David Ferrer, die Nummer 1 der Spanier, hat im Jahr 2007 exzellentes Hartplatztennis gespielt. Immerhin erreichte er das Halbfinale der US Open und konnte das Finale beim Masters Cup erreichen. Doch davon ist im Jahr 2008 nur wenig zu sehen gewesen. Der einzige potentiell starke Hardplatzspieler in Formkrise, die anderen Spieler nur Durchschnitt. Für die Spanier muss ein kleines Wunder her, um eine reelle Chance zu haben. Einziger Lichtblick dürfte das Doppel sein: Mit Fernando Verdasco und Feliciano Lopez haben sie ein eingespieltes Doppel, das im Halbfinale beinahe gegen die Bryan-Brüder gewonnen hätte. Ein Doppel-Sieg ist ein absolutes Muss für die Spanier, ansonsten können sie einen Gesamtsieg fast schon abschreiben.
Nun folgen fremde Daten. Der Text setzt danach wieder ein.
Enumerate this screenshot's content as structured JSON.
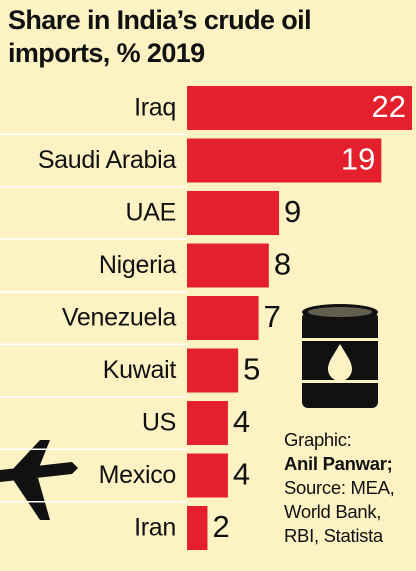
{
  "chart_data": {
    "type": "bar",
    "orientation": "horizontal",
    "title": [
      "Share in India’s crude oil",
      "imports, % 2019"
    ],
    "categories": [
      "Iraq",
      "Saudi Arabia",
      "UAE",
      "Nigeria",
      "Venezuela",
      "Kuwait",
      "US",
      "Mexico",
      "Iran"
    ],
    "values": [
      22,
      19,
      9,
      8,
      7,
      5,
      4,
      4,
      2
    ],
    "color": "#e3202b",
    "credit": {
      "label": "Graphic:",
      "author": "Anil Panwar;",
      "source": "Source: MEA, World Bank, RBI, Statista"
    }
  }
}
Denn die Argentinier werden in den Einzeln definitiv ihre Punkte holen. Die Frage bleibt, wie viele. Mit Juan Martin del Potro und David Nalbandian sind sie doch deutlich besser besetzt als die Spanier. Bei del Potro sollte man aber abwarten, ob er die Teilnahme beim Masters Cup gut verkraftet hat. Denn schon dort konnte man sehen, dass die sensationelle zweite Jahreshälfte auch beim Argentinier Spuren hinterlassen hat. Sein Landsmann David Nalbandian befindet sich aber in absoluter Topform. Traditionell läuft er gegen Jahresende zur Hochform auf - alles andere als zwei Punkte wären da schon eine große Überraschung.
Wer holt sich den Davis Cup 2008? Die Argentinier sind nur noch zu einer Quote von 1,22 zu haben. Das erscheint aber ungefähr richtig. Für die Spanier müsste schon alles perfekt laufen - ein Sieg im Doppel absolute Pflicht, dazu muss mindestens ein Einzel gegen del Potro gewonnen werden. Um dann auf einen Strauchler von Nalbandian zu hoffen. Mit einem Gesamtsieg ist immerhin mehr als das Fünffache des Einsatzes drin.